Des millions et une loi
L’entente annoncée mardi prévoit des compensations allant de 5000 à 150 000 $ par personne, selon la gravité de ce qu’elles ont vécu. Les cas les plus lourds sont notamment des femmes ayant été agressées sexuellement. « On a des personnes dans notre action collective qui se sont fait dire que la raison pour laquelle elles étaient lesbiennes, c’est qu’elles n’avaient pas eu la vraie affaire et qu’on allait réparer leur sexualité », a illustré Douglas Elliott, l’avocat qui a piloté l’action collective à l’origine de l’annonce. Bien que ces gestes ne fussent pas commandés par l’État, M. Elliott estime qu’ils sont « un résultat direct de la purge ». On estime qu’environ 9000 personnes pourraient être dédommagées.
Le gouvernement a aussi déposé un projet de loi, le C-66, qui permettra d’effacer les condamnations criminelles d’une personne pour sodomie ou pour grossière indécence lorsqu’il est question de sexe entre personnes consentantes d’au moins 16 ans.

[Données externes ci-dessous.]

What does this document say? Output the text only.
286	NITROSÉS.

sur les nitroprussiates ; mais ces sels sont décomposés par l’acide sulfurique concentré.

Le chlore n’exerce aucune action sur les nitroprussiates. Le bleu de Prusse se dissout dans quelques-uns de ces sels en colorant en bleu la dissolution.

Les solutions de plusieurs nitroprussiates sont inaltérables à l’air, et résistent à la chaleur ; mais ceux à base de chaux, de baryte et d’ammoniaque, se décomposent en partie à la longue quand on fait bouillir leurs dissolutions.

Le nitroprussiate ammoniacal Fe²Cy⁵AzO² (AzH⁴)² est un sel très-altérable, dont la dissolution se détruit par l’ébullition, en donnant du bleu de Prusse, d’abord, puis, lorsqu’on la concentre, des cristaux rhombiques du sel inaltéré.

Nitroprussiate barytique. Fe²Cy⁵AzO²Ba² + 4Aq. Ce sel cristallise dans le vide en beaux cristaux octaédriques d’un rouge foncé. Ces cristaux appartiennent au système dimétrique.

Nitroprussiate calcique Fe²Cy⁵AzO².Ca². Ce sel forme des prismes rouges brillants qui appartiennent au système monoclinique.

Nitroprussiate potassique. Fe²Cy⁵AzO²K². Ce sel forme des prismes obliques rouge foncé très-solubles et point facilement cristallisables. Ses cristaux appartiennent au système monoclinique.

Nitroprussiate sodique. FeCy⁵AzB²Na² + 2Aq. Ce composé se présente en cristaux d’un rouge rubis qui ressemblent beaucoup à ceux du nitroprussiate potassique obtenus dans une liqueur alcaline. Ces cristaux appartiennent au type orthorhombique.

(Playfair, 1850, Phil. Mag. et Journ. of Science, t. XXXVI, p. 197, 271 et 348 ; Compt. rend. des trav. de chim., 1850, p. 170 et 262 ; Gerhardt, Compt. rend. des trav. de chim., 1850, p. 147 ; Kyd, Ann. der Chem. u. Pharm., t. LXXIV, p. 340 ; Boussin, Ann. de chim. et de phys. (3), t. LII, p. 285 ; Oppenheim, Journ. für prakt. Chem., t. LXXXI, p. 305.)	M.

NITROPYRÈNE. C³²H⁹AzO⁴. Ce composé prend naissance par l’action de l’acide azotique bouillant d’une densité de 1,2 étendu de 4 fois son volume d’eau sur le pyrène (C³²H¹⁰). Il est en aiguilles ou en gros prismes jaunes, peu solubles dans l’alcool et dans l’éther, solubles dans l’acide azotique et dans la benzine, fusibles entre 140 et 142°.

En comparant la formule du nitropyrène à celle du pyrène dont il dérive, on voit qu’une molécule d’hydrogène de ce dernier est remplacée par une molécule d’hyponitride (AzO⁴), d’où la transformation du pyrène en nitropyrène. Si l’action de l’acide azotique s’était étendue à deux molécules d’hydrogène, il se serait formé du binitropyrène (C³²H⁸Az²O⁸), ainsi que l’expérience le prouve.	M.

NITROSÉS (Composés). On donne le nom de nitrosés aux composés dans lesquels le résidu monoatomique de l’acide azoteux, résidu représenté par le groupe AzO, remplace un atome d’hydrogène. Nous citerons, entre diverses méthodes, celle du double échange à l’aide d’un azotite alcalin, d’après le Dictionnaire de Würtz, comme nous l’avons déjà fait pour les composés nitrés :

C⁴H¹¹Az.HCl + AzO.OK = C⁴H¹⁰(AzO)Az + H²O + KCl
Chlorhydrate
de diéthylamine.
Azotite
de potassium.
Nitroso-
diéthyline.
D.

Toute personne condamnée ou, en cas de décès, un proche (époux, enfant, parent, frère ou soeur) pourra déposer une demande de radiation à la Commission des libérations conditionnelles du Canada. Si elle est acceptée, la Commission en avisera tous les tribunaux susceptibles d’avoir consigné le dossier judiciaire pour qu’ils l’effacent. Elle avisera aussi la Gendarmerie royale du Canada (GRC), qui devra purger ses dossiers et demander aux autres corps policiers d’en faire autant.
C’est la première fois de l’histoire que le Canada se dote d’une loi pour nettoyer les dossiers judiciaires de citoyens, soutient le ministre de la Sécurité publique, Ralph Goodale. Ottawa s’était aussi fait demander de purger le casier judiciaire des prostituées dans la foulée de l’adoption en 2014 d’une loi sur la prostitution. Le gouvernement n’a jamais donné suite à cette demande, pas plus qu’il ne donne suite à celle formulée ces jours-ci d’effacer les condamnations pour possession simple de cannabis lorsque la marijuana sera légalisée en 2018.